The insurance uptake declined markedly with age, falling from 17.52% among the 'youngest old' (70–74 years) to just 7.14% among the 'oldest old' (above 90 years). Private insurance coverage dropped significantly from 13.3% among 70-year-olds to a mere 4.7% among 90-year-olds, whereas publicly funded insurance remained relatively constant at 3.3% to 4.2%.
A notable gender disparity was also observed. Elderly males had higher insurance uptake (19.11%) compared to females (12.43%).
This trend was consistent across all subgroups analysed.
Insurance uptake significantly increased during 2018-2022 compared to 2011-2017 (20.61% vs. 10.65%). The study attributed this rise largely to major policy interventions such as the Ayushman Bharat scheme launched in 2018, which doubled insurance coverage for patients over 70.

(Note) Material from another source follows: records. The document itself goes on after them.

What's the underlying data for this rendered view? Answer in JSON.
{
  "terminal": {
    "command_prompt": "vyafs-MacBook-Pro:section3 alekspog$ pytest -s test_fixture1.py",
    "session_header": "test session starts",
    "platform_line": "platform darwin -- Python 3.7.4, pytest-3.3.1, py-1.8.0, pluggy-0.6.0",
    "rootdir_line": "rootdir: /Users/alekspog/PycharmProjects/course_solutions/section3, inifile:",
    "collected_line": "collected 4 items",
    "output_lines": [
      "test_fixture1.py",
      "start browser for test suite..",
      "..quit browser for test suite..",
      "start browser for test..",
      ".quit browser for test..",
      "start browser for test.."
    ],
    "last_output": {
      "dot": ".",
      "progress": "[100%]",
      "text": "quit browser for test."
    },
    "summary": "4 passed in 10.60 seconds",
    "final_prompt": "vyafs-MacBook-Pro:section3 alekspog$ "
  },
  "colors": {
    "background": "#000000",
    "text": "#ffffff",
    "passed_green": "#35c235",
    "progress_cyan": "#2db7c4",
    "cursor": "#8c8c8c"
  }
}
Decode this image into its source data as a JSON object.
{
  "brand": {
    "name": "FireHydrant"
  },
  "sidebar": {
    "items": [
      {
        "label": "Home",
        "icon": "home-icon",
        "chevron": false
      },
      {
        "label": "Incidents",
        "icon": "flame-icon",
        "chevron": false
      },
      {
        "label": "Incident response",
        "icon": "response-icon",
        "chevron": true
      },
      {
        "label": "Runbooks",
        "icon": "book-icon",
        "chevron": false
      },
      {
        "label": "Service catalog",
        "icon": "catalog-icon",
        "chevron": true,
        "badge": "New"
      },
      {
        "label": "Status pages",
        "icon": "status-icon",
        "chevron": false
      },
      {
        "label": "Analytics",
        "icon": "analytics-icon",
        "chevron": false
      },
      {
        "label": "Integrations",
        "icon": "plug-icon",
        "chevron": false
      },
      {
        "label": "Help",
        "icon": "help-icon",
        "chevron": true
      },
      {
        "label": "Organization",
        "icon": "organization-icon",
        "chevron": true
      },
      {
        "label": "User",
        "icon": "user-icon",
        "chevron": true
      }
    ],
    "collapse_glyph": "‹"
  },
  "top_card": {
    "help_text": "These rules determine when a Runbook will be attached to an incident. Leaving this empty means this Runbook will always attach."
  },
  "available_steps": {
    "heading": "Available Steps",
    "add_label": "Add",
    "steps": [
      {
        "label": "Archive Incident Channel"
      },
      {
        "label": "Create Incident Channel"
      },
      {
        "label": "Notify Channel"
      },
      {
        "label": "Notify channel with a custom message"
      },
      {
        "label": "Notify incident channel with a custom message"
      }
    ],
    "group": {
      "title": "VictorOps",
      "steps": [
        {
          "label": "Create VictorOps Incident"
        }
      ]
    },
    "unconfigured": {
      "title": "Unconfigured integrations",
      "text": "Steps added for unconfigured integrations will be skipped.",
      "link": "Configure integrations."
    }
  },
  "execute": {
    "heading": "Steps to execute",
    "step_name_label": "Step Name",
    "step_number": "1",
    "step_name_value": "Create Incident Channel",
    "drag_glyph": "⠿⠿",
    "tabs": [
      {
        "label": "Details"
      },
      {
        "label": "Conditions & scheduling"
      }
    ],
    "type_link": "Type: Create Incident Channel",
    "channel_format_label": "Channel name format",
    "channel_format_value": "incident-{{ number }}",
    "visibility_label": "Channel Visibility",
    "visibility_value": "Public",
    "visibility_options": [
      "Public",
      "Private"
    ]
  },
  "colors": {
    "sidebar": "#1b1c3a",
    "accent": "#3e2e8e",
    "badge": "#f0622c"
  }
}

This was the strongest predictor for insurance uptake in surgeries conducted after 2018. Remarkably, nearly all patients (184 out of 189) who were initially offered free, fully subsidised care opted to switch to govt insurance before surgery, demonstrating the perceived value and utility of public insurance schemes.

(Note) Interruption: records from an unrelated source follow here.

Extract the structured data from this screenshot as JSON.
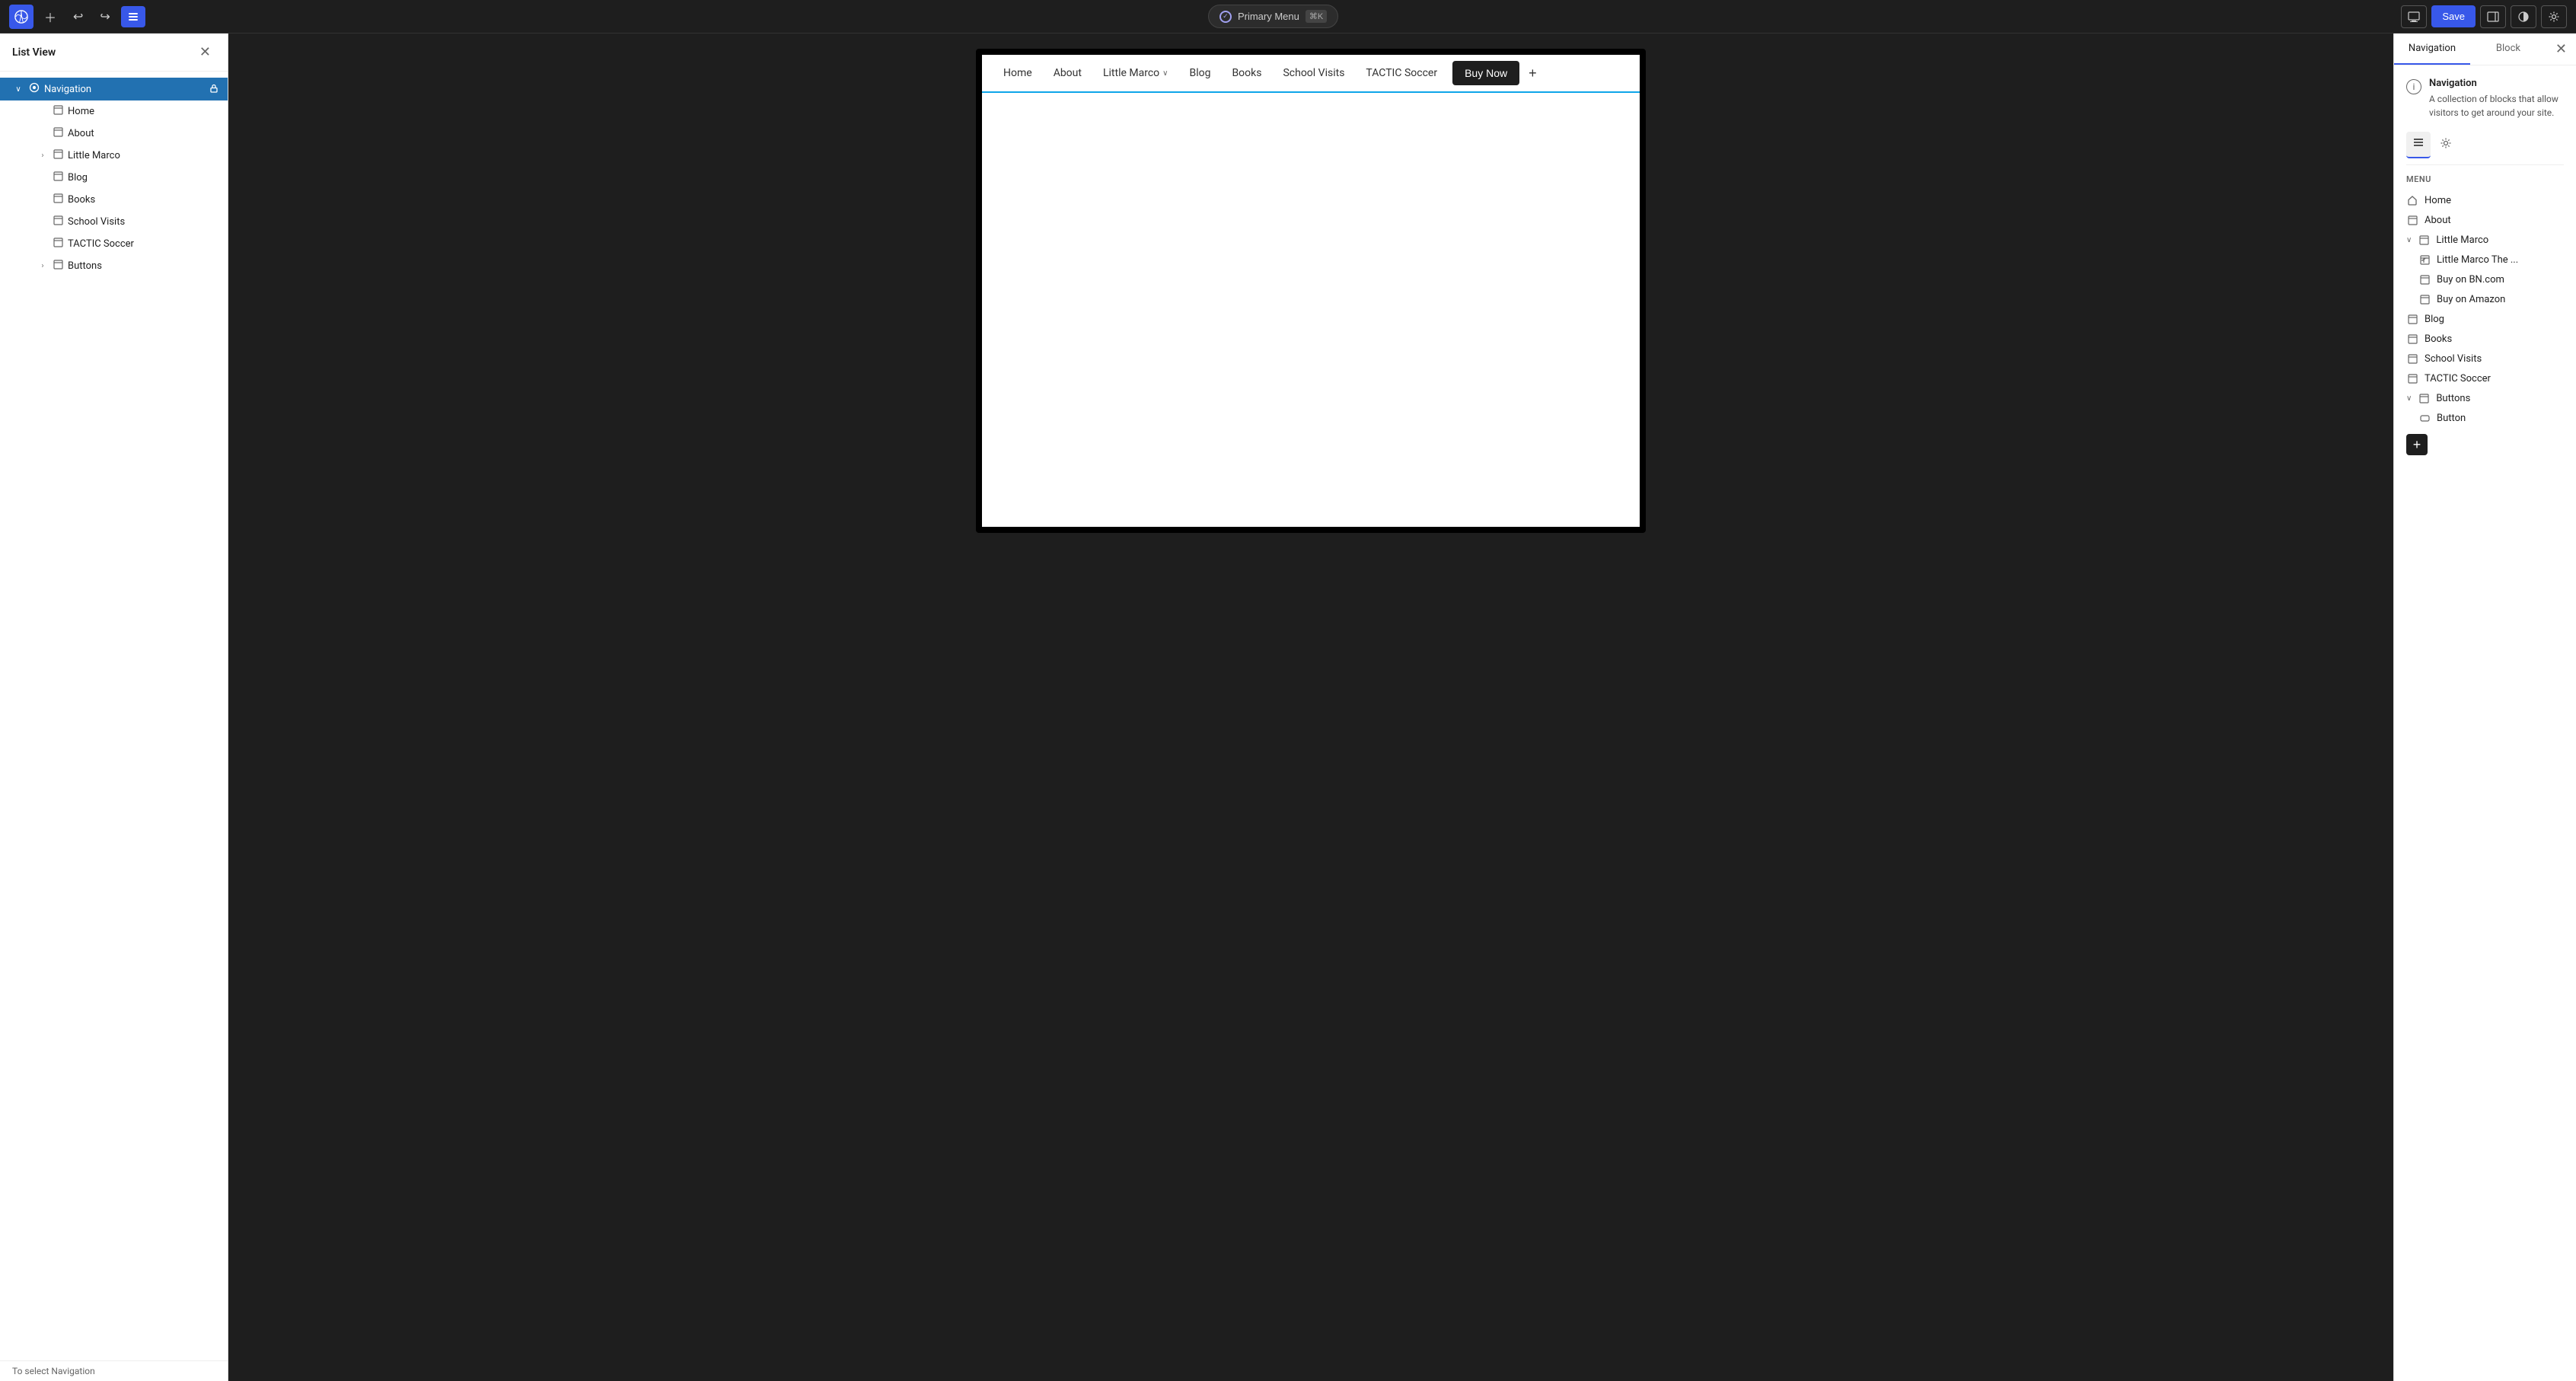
{
  "toolbar": {
    "wp_logo": "W",
    "undo_label": "↩",
    "redo_label": "↪",
    "list_view_label": "☰",
    "primary_menu_label": "Primary Menu",
    "primary_menu_shortcut": "⌘K",
    "save_label": "Save",
    "desktop_icon": "□",
    "sidebar_icon": "▤",
    "contrast_icon": "◑",
    "settings_icon": "⚙"
  },
  "left_panel": {
    "title": "List View",
    "close_label": "✕",
    "tree": [
      {
        "id": "navigation",
        "label": "Navigation",
        "level": 0,
        "expandable": true,
        "expanded": true,
        "active": true,
        "has_lock": true,
        "icon": "◎"
      },
      {
        "id": "home",
        "label": "Home",
        "level": 1,
        "expandable": false,
        "icon": "□"
      },
      {
        "id": "about",
        "label": "About",
        "level": 1,
        "expandable": false,
        "icon": "□"
      },
      {
        "id": "little-marco",
        "label": "Little Marco",
        "level": 1,
        "expandable": true,
        "expanded": false,
        "icon": "□"
      },
      {
        "id": "blog",
        "label": "Blog",
        "level": 1,
        "expandable": false,
        "icon": "□"
      },
      {
        "id": "books",
        "label": "Books",
        "level": 1,
        "expandable": false,
        "icon": "□"
      },
      {
        "id": "school-visits",
        "label": "School Visits",
        "level": 1,
        "expandable": false,
        "icon": "□"
      },
      {
        "id": "tactic-soccer",
        "label": "TACTIC Soccer",
        "level": 1,
        "expandable": false,
        "icon": "□"
      },
      {
        "id": "buttons",
        "label": "Buttons",
        "level": 1,
        "expandable": true,
        "expanded": false,
        "icon": "□"
      }
    ],
    "bottom_text": "To select Navigation"
  },
  "canvas": {
    "nav_items": [
      {
        "id": "home",
        "label": "Home",
        "has_dropdown": false
      },
      {
        "id": "about",
        "label": "About",
        "has_dropdown": false
      },
      {
        "id": "little-marco",
        "label": "Little Marco",
        "has_dropdown": true
      },
      {
        "id": "blog",
        "label": "Blog",
        "has_dropdown": false
      },
      {
        "id": "books",
        "label": "Books",
        "has_dropdown": false
      },
      {
        "id": "school-visits",
        "label": "School Visits",
        "has_dropdown": false
      },
      {
        "id": "tactic-soccer",
        "label": "TACTIC Soccer",
        "has_dropdown": false
      }
    ],
    "buy_now_label": "Buy Now",
    "add_item_label": "+"
  },
  "right_panel": {
    "tabs": [
      {
        "id": "navigation",
        "label": "Navigation",
        "active": true
      },
      {
        "id": "block",
        "label": "Block",
        "active": false
      }
    ],
    "close_label": "✕",
    "nav_title": "Navigation",
    "nav_description": "A collection of blocks that allow visitors to get around your site.",
    "settings_icon": "☰",
    "gear_icon": "⚙",
    "menu_label": "Menu",
    "menu_items": [
      {
        "id": "home",
        "label": "Home",
        "level": 0,
        "icon": "⌂",
        "expandable": false
      },
      {
        "id": "about",
        "label": "About",
        "level": 0,
        "icon": "□",
        "expandable": false
      },
      {
        "id": "little-marco",
        "label": "Little Marco",
        "level": 0,
        "icon": "□",
        "expandable": true,
        "expanded": true
      },
      {
        "id": "little-marco-the",
        "label": "Little Marco The ...",
        "level": 1,
        "icon": "↩",
        "expandable": false
      },
      {
        "id": "buy-on-bn",
        "label": "Buy on BN.com",
        "level": 1,
        "icon": "↩",
        "expandable": false
      },
      {
        "id": "buy-on-amazon",
        "label": "Buy on Amazon",
        "level": 1,
        "icon": "↩",
        "expandable": false
      },
      {
        "id": "blog",
        "label": "Blog",
        "level": 0,
        "icon": "□",
        "expandable": false
      },
      {
        "id": "books",
        "label": "Books",
        "level": 0,
        "icon": "□",
        "expandable": false
      },
      {
        "id": "school-visits",
        "label": "School Visits",
        "level": 0,
        "icon": "□",
        "expandable": false
      },
      {
        "id": "tactic-soccer",
        "label": "TACTIC Soccer",
        "level": 0,
        "icon": "□",
        "expandable": false
      },
      {
        "id": "buttons",
        "label": "Buttons",
        "level": 0,
        "icon": "□",
        "expandable": true,
        "expanded": true
      },
      {
        "id": "button",
        "label": "Button",
        "level": 1,
        "icon": "▭",
        "expandable": false
      }
    ],
    "add_label": "+"
  }
}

Crucially, insurance coverage was associated with better visual outcomes post-cataract surgery.
Insured patients were 1.38 times more likely to achieve good visual results than uninsured ones, particularly those aged above 80. However, disparities persisted within the insured population. Patients with government insurance faced longer median waiting times (18 days) compared to privately insured patients (11 days), and government approvals were three times slower.
Moreover, privately insured patients were substantially more likely to receive modern foldable intraocular lenses (79.55%) compared to those with government insurance (53.46%).
"This study is powerful evidence that adequate insurance coverage improves the chances of receiving timely health care while also benefiting from superior outcomes. I would argue that these findings are true not just for cataract surgery, but for all forms of health intervention," said Dr Brijesh Takkar, consultant ophthalmologist at the L V Prasad Eye Institute and first author of the study.
Dr Raja Narayanan, one of the corresponding authors, added, that they found that insurance uptake is uniformly low across India's elderly population.
"And the coverage declined dramatically in patients over 80 years of age. Lacking insurance was associated with poorer visual outcomes," said Dr Narayanan.
This study, published in The Lancet Regional Health – Southeast Asia, demonstrates a critical need for regulatory reforms to expand and incentivise eye care-related insurance coverage across this highly vulnerable age group. It also underscores the urgency of closing gender-related gaps to advance equitable healthcare access.
The other researchers involved in the study included Ragukumar Venugopal, Mehul Mehta, Anthony Vipin Das, Varsha Rathi, Rohit Khanna, Gudlavalleti VS Murthy, Hemendra Kumar Vaishnav, Brijesh Kashyap, and Chirantan Chatterjee, affiliated with various academic and healthcare institutions across India, the USA, and the UK.